Give Now  »

Noon Edition

Down...Set...Penguin

Ever wonder what penguins do all day?

Sure, we see them at the zoo, kind of standing around, and you've probably seen penguins on PBS kind of standing around. Is it just that there's not much going on at the south pole?

Not exactly. In fact, Emperor Penguins, the polar kind, go through a yearly cycle of activity, and if you were to see them during their brief summer season they would be quite active.

Mostly penguins swim for fish, eat them, and then swim for more fish. The penguin's strategy for surviving the extremely cold and dark polar winter is to build up an enormous insulation of fat while the fishing is good, and then live off those excess calories for as much as five months at a time.

Another strategy penguins have developed across the centuries is a kind of football huddle employed in order to share heat. Recent studies have found that huddled penguins don't have to burn up that layer of fat anywhere near as quickly as non-huddled ones.

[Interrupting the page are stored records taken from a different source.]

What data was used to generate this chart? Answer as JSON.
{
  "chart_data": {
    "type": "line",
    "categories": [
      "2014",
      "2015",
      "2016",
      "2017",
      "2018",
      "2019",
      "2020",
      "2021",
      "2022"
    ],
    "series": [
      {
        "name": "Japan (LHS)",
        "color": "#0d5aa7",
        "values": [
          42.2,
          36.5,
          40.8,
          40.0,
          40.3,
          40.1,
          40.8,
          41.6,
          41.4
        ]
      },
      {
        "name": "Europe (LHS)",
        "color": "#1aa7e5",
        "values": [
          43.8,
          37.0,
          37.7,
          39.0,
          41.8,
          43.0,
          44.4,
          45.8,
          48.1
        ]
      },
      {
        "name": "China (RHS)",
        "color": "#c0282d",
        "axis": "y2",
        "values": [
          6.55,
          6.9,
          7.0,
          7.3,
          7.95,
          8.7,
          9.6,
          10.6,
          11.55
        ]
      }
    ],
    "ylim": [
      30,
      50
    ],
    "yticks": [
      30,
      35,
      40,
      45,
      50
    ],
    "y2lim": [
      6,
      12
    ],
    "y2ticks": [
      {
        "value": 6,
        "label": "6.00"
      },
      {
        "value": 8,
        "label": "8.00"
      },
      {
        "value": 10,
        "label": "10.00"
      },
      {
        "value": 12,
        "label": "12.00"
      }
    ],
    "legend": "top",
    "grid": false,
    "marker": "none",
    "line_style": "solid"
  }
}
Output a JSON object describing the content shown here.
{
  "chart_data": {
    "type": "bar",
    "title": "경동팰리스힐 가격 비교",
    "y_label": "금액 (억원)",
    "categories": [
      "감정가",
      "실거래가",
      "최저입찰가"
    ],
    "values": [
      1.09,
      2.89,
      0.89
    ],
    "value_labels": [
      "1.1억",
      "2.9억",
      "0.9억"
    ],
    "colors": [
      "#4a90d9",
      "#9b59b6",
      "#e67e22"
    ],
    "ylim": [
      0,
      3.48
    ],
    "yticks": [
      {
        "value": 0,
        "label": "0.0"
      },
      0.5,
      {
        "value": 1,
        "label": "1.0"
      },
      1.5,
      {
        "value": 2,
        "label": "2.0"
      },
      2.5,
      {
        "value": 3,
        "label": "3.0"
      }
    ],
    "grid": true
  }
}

In huddled penguins the metabolic rate, that is, the rate at which the body uses up its energy supplies, was as much as 17% lower than the other birds.

This kind of significant lowering of energy usage resembles a state of hibernation, similar in some ways to the long sleep bears go through even in much warmer climates. As with so many things in nature, what appears to us a rather lackadaisical bird is in fact a bird very well adapted to survival in its own element.